I have heard about this issue as a really huge problem for peer review process and from advocates of third party hosts with sophisticated technologies which anonymize reviewers. But it turns out that accessing any site in the web anonymously is not as obscure or complicated as it sounds.

A quick way - but maybe not so reliable - of anonymizing your web traffic is by googling for ‘browse anonymously.’ You can find many web proxies that claim to anonymize your identity. Usually you have to paste the web site you want to access anonymously and then you’ll be redirected to the web page normally, albeit with a much slower load. The people who are hosting the server will see, at most, an IP address where the anonymous proxy is, that won’t probably correspond to a place where any reviewers are located.

But I don’t recommend using any proxy out there unless you really need to access something anonymously quickly and you have nothing in place. After all, who knows what they can do with your data, or if your IP leaks somewhere. I would recommend the use of the Tor network. Tor is an anonymity network where volunteers spread all over the world provide their machines to act as anonymizing proxies. Oversimplifying, Tor connects, encrypts and obfuscates the web traffic between you and the host with many of these proxies so that it becomes damn difficult to find out the original IP. When using a browser that goes through the Tor network the guys hosting the data will be seeing different random IPs all over the world with no relation whatsoever to each other.

There are different ways to setup Tor but if you want to use it without thinking too much go to the download page of Tor and get the Tor browser bundle. That will come with a firefox browser which is already configured for accessing the tor network. If in your institution or company, the network policy is controlled by a fascist network administrator who denies everything in the firewall regardless of the true danger for security is, go to settings and indicate you are behind a firewall.

By giving the link to the Tor bundle browser in the supplemental material the editor and the reviewers shouldn’t have any problem accessing self-hosted data. Downloading the Tor bundle browser shouldn’t be an obstacle, I haven’t seen anyone complaining when asked to download a propietary viewer to visualize closed formats for raw data, which is quite common in proteomics.

However with this post I’m not advocating to host your own data instead of sharing it. Hosting it yourself and sharing are not mutually exclusive.
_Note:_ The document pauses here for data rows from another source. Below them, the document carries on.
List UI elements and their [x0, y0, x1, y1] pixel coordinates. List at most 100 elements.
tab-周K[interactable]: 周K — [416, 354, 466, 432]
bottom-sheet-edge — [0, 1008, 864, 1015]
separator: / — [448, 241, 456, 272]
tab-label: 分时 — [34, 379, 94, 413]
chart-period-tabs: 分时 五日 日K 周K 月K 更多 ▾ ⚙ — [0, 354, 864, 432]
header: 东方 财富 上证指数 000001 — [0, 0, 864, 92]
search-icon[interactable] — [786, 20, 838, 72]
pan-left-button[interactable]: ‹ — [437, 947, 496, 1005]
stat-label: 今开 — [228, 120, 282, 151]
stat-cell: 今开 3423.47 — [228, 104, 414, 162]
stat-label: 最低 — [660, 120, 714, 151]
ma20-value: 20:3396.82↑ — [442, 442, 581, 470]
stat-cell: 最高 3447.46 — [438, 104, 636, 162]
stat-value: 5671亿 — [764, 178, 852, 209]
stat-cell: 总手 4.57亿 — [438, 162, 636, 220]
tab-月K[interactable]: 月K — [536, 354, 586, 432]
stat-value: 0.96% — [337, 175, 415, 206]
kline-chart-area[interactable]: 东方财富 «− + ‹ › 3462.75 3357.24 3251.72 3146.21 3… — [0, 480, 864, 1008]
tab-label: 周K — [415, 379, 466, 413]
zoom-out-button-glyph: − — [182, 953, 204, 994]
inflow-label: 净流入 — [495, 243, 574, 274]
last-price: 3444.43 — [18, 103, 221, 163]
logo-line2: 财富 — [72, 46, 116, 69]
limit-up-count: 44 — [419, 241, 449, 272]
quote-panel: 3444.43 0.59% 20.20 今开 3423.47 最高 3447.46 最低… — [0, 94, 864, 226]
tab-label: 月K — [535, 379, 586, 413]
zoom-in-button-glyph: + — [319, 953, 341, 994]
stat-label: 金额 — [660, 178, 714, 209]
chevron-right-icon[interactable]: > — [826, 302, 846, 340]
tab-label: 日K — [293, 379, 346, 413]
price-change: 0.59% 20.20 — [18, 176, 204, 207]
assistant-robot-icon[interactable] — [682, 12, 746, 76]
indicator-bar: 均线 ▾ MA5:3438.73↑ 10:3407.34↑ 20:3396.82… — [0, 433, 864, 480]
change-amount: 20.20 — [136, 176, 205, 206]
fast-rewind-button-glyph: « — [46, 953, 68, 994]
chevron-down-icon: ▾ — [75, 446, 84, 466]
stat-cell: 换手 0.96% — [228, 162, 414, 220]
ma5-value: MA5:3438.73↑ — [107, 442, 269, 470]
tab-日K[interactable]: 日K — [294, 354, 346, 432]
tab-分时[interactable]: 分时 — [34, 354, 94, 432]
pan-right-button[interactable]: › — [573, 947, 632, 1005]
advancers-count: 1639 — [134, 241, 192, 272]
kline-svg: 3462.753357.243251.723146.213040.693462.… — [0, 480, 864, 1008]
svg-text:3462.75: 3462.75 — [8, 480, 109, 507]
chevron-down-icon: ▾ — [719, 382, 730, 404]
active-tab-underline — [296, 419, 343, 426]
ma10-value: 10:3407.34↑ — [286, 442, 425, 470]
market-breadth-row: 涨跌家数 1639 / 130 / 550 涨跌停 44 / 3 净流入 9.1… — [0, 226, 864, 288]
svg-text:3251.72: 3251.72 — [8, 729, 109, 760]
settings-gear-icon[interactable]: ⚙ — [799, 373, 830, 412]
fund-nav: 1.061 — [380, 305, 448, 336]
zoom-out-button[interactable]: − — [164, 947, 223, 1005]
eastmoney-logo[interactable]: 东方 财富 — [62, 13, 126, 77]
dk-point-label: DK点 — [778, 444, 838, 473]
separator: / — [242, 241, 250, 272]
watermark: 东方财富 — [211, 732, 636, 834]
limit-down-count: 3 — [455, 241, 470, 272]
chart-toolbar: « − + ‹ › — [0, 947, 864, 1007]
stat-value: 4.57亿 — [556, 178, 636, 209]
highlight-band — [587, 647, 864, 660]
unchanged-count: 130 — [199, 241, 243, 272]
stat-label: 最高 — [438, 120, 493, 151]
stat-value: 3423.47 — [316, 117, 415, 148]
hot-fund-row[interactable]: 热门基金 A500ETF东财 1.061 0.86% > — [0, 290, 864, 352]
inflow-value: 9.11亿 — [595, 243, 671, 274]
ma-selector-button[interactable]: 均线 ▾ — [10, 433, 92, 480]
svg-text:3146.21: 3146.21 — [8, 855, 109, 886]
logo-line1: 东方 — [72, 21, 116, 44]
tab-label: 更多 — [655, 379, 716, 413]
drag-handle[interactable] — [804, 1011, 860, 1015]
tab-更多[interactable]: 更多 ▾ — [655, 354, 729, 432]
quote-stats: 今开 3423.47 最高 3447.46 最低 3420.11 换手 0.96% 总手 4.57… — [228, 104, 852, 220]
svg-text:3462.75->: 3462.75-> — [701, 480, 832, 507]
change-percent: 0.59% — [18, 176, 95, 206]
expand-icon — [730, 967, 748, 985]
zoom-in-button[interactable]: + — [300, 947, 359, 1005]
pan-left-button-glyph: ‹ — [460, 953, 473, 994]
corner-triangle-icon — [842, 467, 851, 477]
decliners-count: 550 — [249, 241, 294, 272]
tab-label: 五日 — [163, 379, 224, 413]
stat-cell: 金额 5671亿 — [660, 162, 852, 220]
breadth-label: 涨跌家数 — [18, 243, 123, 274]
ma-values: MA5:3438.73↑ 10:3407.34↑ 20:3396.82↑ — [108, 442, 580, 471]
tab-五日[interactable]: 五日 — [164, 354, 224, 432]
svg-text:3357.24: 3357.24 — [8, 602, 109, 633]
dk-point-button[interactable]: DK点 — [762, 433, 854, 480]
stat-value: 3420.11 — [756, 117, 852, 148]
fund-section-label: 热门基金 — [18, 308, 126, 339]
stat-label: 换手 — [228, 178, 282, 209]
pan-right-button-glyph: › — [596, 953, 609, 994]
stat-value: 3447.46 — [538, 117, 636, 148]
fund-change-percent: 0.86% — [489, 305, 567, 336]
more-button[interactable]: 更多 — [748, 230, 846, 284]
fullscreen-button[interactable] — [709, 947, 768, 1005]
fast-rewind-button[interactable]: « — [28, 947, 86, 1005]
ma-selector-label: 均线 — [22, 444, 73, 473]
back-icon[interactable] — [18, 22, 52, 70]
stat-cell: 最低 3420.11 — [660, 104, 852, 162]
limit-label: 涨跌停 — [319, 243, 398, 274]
I think sharing your scientific data is a moral imperative when you are funded with public money. I encourage sending scientific data to as many public repositories as possible, but I also think individual researchers have the right to host their own data if they want to.

I know it’s hard to believe but many researchers who are funded with money coming from tax-payers are reluctanct to share their data, at least in the proteomics community where I work. If their data is stolen and other people find more interesting things the original authors missed they lose the relevance necessary to keep getting funded, specially when the analyzers don’t give enough credit to the generators of data which is quite frequent. But I will leave that for another post.